L’album s’ouvre ainsi sur Too High, une critique de l’usage de drogue et se ferme sur He’s Misstra Know-It-All, une pique destinée au cher président Nixon. Living for the City est peut être la pièce centrale du disque : en plus de sept minutes, Stevie Wonder livre l’histoire d’une jeune homme noir débarquant à New York à la recherche d’une meilleure vie. Dans un déluge de synthétiseurs analogiques, le chanteur afro-américain livre une odyssée d’une parfaite justesse avec un pont géniale (les bruits de ville) et cette reprise fabuleuse où le chanteur s’époumone en suivant les désillusions de son personnage.
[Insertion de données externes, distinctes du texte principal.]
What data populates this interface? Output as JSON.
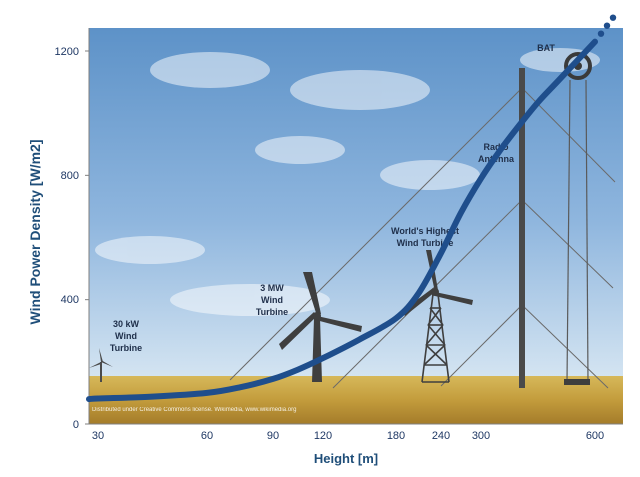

L’appétence de Stevie Wonder pour toute sorte de musique conduit à un syncrétisme unique dont il est le seul dépositaire. Le chanteur concasse absolument tout ce qui lui passe dans les oreilles. En effet, comment définir cette musique qui sort du crâne de Stevie Wonder ? Soul, funk, R&B, bien sûr. Mais aussi jazz (rock, funk), musique latine, brésilienne, voir progressive. Il prend absolument tout et le transforme en une entité singulière grâce à une écriture très particulière. Les qualités de compositions de Stevie Wonder ont un raffinement rare. Il suffit d’écouter la sublime Golden Lady pour se saisir de la beauté des chansons de l’Afro-américain. Emprunt à des gammes parallèles, modulation de tonalité, Golden Lady est sur le fil, sur le point de se casser la gueule à chaque instant mais toujours rattrapée par ce sens de la mélodie. Il rend cohérent ce qui semble si étrange sur le papier et si naturel dans les faits. Comme chez les plus grands dont il fait partie (McCartney, Wilson, Bacharach), Stevie Wonder a ce sens de la fluidité et de l’élégance. Innervisions n’a peut être pas de tubes de la portée de Superstition, mais possède un Higher Ground qui s’en rapproche ainsi que l’excellente Don’t You Worry ‘Bout a Thing. Cette dernière convoque de solides influences latines. Elles glissent paisiblement dans le flux d’Innervisions. Disque d’une qualité très homogène, varié dans son propos et ses influences, novateur dans le son, le troisième album de la période classique de Stevie Wonder est une magnifique porte d’entrée à un des plus grands musiciens de pop du vingtième siècle.